Di hari yang memasuki hitungan ribuan, dia datang kembali yang keribuan kalinya. Cetaaaarrr!
“Catatan. Bukti-bukti telah dikumpulkan. Pengajuan keberatan kamu sudah dipelajari. Tapi kami perlu kata sepakat bulat. Butuh waktu.”

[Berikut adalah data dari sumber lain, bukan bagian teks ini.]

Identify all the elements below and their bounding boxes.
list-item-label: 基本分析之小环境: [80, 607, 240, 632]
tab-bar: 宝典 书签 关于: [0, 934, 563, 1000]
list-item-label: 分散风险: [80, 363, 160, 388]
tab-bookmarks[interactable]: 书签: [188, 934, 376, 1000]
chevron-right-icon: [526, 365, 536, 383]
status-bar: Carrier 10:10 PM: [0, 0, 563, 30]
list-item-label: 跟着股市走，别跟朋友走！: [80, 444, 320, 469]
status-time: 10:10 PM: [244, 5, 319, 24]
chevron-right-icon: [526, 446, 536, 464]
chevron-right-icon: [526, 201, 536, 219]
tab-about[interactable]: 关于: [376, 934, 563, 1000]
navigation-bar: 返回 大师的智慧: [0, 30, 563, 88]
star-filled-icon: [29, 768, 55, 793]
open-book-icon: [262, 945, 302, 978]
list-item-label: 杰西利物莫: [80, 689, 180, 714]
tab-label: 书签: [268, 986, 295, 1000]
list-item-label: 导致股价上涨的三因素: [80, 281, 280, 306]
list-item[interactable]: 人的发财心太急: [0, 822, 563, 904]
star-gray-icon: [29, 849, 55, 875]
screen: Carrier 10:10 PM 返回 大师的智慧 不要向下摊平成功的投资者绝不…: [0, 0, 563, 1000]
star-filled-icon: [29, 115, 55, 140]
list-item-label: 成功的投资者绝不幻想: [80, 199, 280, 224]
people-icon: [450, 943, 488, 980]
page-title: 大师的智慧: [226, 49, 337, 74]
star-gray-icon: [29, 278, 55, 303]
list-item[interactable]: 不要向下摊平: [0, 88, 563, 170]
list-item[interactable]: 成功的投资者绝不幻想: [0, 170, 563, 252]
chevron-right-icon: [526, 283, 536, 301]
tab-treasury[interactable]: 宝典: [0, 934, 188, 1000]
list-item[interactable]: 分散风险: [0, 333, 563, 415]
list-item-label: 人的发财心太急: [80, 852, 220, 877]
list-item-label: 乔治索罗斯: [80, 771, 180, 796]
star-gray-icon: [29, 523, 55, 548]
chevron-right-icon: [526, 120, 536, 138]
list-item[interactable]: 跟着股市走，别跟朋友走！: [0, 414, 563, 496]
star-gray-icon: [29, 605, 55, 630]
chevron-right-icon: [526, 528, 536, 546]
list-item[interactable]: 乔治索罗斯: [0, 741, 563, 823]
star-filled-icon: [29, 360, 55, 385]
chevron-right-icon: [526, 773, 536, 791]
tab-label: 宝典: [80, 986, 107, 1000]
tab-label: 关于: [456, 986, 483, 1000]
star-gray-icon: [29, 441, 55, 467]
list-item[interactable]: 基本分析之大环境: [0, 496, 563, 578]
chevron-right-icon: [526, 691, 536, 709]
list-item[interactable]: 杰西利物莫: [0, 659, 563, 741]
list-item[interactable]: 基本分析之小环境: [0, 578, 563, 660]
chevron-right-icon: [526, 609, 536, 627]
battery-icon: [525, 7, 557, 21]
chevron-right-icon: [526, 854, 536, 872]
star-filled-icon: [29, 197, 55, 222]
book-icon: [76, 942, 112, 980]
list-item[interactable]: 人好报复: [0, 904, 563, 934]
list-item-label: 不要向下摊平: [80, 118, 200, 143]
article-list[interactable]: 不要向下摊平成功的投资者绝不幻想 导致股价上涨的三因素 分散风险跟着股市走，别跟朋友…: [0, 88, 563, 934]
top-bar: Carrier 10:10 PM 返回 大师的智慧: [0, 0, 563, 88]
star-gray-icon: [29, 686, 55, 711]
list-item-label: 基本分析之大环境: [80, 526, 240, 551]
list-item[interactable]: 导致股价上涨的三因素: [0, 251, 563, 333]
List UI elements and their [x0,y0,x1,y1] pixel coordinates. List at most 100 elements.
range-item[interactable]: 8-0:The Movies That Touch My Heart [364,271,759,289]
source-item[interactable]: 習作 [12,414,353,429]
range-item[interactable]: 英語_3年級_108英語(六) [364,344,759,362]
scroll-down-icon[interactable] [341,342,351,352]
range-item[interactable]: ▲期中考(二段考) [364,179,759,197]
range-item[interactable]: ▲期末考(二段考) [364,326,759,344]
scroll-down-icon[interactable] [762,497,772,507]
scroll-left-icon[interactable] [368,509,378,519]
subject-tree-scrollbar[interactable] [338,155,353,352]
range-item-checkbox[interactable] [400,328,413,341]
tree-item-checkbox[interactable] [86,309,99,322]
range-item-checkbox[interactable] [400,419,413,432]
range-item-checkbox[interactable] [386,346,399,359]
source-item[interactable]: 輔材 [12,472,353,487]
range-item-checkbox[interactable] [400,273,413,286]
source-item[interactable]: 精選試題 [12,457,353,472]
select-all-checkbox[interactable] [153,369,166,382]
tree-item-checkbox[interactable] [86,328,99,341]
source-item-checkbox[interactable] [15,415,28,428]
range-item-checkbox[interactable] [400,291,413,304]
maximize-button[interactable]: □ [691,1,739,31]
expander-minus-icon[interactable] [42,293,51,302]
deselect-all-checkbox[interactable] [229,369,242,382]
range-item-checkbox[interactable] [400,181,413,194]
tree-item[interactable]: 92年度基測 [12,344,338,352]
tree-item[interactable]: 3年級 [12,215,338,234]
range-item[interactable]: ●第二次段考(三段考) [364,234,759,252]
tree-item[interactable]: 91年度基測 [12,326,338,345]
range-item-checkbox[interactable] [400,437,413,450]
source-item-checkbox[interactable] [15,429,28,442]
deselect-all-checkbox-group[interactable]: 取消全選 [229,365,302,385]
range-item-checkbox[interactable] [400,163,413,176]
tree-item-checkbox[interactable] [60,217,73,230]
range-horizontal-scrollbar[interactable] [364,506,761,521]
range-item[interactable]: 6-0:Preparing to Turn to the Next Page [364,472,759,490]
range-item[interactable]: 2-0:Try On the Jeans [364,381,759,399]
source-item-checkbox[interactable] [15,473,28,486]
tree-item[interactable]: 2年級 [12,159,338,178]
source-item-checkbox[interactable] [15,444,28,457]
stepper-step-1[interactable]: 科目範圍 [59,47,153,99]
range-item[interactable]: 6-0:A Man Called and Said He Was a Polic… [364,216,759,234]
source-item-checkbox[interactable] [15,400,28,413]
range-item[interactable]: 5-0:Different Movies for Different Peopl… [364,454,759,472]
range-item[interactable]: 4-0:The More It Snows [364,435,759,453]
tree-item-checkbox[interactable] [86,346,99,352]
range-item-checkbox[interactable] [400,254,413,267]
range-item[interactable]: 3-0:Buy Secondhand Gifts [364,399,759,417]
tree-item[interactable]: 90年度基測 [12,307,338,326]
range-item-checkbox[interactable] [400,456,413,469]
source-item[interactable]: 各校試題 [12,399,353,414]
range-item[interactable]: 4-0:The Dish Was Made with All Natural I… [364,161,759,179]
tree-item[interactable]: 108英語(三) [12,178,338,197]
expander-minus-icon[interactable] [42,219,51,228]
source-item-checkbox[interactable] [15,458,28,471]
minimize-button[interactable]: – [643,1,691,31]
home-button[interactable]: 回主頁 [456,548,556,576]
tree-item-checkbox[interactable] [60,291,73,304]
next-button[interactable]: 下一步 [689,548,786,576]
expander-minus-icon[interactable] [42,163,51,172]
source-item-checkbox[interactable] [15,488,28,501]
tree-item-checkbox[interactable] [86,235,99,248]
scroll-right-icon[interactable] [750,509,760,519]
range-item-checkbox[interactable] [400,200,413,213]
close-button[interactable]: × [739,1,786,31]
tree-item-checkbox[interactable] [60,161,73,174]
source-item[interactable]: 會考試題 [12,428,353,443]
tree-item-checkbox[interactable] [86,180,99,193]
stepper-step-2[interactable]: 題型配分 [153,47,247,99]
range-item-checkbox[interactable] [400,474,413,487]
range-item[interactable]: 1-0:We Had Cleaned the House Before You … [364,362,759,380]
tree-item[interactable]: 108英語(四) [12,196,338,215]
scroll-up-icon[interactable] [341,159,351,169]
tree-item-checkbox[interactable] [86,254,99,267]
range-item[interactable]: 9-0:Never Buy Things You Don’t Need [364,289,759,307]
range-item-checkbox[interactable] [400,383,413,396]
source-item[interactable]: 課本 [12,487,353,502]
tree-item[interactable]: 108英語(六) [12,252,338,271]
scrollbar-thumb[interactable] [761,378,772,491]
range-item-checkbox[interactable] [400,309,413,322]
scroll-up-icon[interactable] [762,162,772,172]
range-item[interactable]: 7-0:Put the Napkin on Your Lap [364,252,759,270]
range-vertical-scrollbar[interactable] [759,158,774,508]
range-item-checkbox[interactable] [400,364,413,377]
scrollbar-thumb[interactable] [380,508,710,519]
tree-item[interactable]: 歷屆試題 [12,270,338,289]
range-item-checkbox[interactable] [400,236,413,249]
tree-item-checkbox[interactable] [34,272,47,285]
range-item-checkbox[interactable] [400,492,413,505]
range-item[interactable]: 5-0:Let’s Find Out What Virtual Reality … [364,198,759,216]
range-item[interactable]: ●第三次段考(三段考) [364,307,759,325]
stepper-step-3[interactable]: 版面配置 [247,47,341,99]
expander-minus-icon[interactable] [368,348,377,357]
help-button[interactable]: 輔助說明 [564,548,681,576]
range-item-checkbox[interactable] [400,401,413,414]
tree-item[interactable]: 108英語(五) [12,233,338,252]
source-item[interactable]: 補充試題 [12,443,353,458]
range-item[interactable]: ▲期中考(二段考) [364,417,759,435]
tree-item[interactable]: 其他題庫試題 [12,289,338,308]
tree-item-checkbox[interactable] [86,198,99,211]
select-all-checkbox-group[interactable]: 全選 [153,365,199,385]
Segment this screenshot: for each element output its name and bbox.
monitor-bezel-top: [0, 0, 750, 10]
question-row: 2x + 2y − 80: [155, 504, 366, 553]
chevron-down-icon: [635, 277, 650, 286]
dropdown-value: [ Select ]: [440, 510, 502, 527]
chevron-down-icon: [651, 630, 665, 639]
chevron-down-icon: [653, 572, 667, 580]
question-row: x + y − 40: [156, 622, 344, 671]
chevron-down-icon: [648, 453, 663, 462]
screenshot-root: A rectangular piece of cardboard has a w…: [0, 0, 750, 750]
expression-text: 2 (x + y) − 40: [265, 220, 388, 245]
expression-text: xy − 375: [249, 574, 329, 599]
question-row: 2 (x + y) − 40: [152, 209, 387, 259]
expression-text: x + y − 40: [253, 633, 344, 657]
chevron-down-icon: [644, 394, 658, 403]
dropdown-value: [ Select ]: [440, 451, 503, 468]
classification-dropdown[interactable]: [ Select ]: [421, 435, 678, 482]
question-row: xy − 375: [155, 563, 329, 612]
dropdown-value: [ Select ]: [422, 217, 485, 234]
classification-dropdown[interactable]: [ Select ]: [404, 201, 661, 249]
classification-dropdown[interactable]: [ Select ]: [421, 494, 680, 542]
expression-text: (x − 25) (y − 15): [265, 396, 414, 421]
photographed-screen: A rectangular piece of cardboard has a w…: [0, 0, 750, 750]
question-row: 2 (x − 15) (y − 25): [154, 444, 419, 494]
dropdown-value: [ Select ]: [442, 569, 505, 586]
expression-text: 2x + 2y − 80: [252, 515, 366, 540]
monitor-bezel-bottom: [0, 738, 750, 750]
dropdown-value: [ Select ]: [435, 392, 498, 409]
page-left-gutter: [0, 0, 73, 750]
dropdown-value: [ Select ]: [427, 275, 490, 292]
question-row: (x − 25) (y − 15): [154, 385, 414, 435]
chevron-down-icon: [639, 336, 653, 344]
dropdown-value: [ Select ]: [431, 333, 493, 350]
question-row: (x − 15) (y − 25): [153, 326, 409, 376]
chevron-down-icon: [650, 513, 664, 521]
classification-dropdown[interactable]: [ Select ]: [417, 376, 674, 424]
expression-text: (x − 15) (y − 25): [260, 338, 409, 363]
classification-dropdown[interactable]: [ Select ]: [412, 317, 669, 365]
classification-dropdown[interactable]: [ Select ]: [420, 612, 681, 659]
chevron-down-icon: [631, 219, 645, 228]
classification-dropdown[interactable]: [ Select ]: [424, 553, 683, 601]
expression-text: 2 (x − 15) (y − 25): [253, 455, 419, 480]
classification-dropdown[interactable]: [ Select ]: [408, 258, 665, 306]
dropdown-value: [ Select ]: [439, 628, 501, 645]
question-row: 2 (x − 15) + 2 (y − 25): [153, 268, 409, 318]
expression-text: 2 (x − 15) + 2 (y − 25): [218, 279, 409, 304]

Kami bergembira. Ini berarti tanda pembebasan telah tiba. Pasukan pembelaku pastilah sudah membungkam mereka dengan berbagai kesenangan. Kami bersiap-siap untuk pesta pora. Para kecoak menari-nari. Aku akan mengulang sejarah lagi: menang lagi. Bebas disini.
Namun begitu cepatnya waktu. Saat diujung pesta, suara itu muncul lagi. Suara si cambuk kilat. “Celetaaaaarrr!”
Aku terlonjak. Kecoak-kecoak terlonjak. Telinga kami pekak. Kulit rasanya terkelupas. Dihantam gema.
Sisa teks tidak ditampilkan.